Aufgrund von mehreren Anfragen wird hier nun die Anlenkung mit der Feder noch einmal genauer beschrieben. Die Feder erzeugt einen Druck, der das Ruder in die eine Endposition bewegt. die Gegenkraft wird von dem Servo über ein Seil zum Ruderhorn / Ruder übertragen. Diese Einheit steht ständig unter Spannung, das Servo muss permanent etwas Kraft aufwenden um das Ruder zu halten, dadurch steigt der Stromverbrauch etwas an. Die Feder wird aus 0,5mm oder 0,6mm Federstahldraht gebogen. Die Länge muss je nach gewünschtem Ruderdruck angepasst werden, ich verwende ca. 40 - 50mm lange Federn.
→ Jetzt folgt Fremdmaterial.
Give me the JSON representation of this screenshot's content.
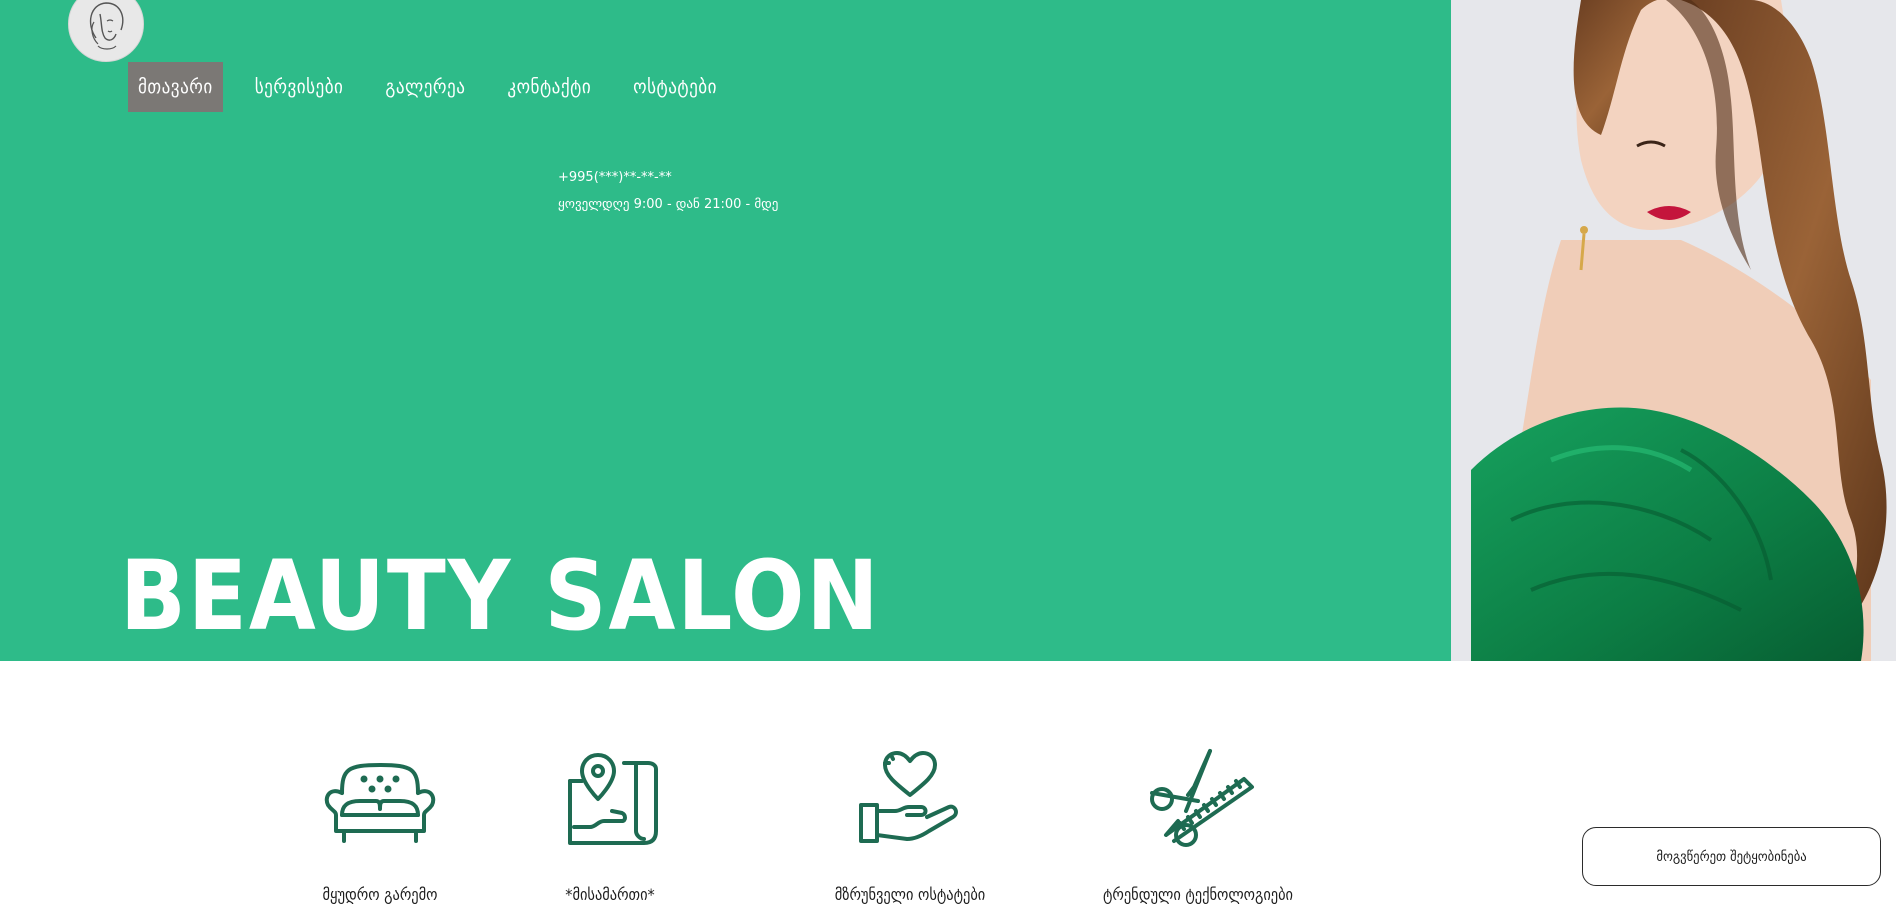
{
  "nav": {
    "items": [
      {
        "label": "მთავარი",
        "active": true
      },
      {
        "label": "სერვისები",
        "active": false
      },
      {
        "label": "გალერეა",
        "active": false
      },
      {
        "label": "კონტაქტი",
        "active": false
      },
      {
        "label": "ოსტატები",
        "active": false
      }
    ]
  },
  "contact": {
    "phone": "+995(***)**-**-**",
    "hours": "ყოველდღე 9:00 - დან 21:00 - მდე"
  },
  "hero": {
    "title": "BEAUTY SALON"
  },
  "features": [
    {
      "label": "მყუდრო გარემო",
      "icon": "sofa-icon"
    },
    {
      "label": "*მისამართი*",
      "icon": "map-pin-icon"
    },
    {
      "label": "მზრუნველი ოსტატები",
      "icon": "hand-heart-icon"
    },
    {
      "label": "ტრენდული ტექნოლოგიები",
      "icon": "scissors-comb-icon"
    }
  ],
  "cta": {
    "label": "მოგვწერეთ შეტყობინება"
  },
  "colors": {
    "hero_bg": "#2ebb89",
    "nav_active_bg": "#7b7875",
    "icon_color": "#1e6b52",
    "dress_green": "#0f8a4d"
  }
}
Kürzere sind stärker, können aber nicht so weit in die Gegenrichtung gebogen werden, da sie sich dann zurückverformen können und eventuell Kraft verlieren und zudem eine größere Servobelastung sind. Zu lange Federn sind natürlich leichter zu bewegen aber können Ruderflattern hervorrufen... Am besten man experimentiert etwas herum, es sollen auch kurze (25 - 30mm) 0,3mm Drahtfedern erfolgreich eingesetzt worden sein.

Die Vorteile sind:

  • genaue Anlenkung ohne Spiel
  • großer Gewichtsvorteil gegenüber Stahldrahtbowdenzügen ( incl. Trimmblei ca. 20 - 30 g Ersparnis)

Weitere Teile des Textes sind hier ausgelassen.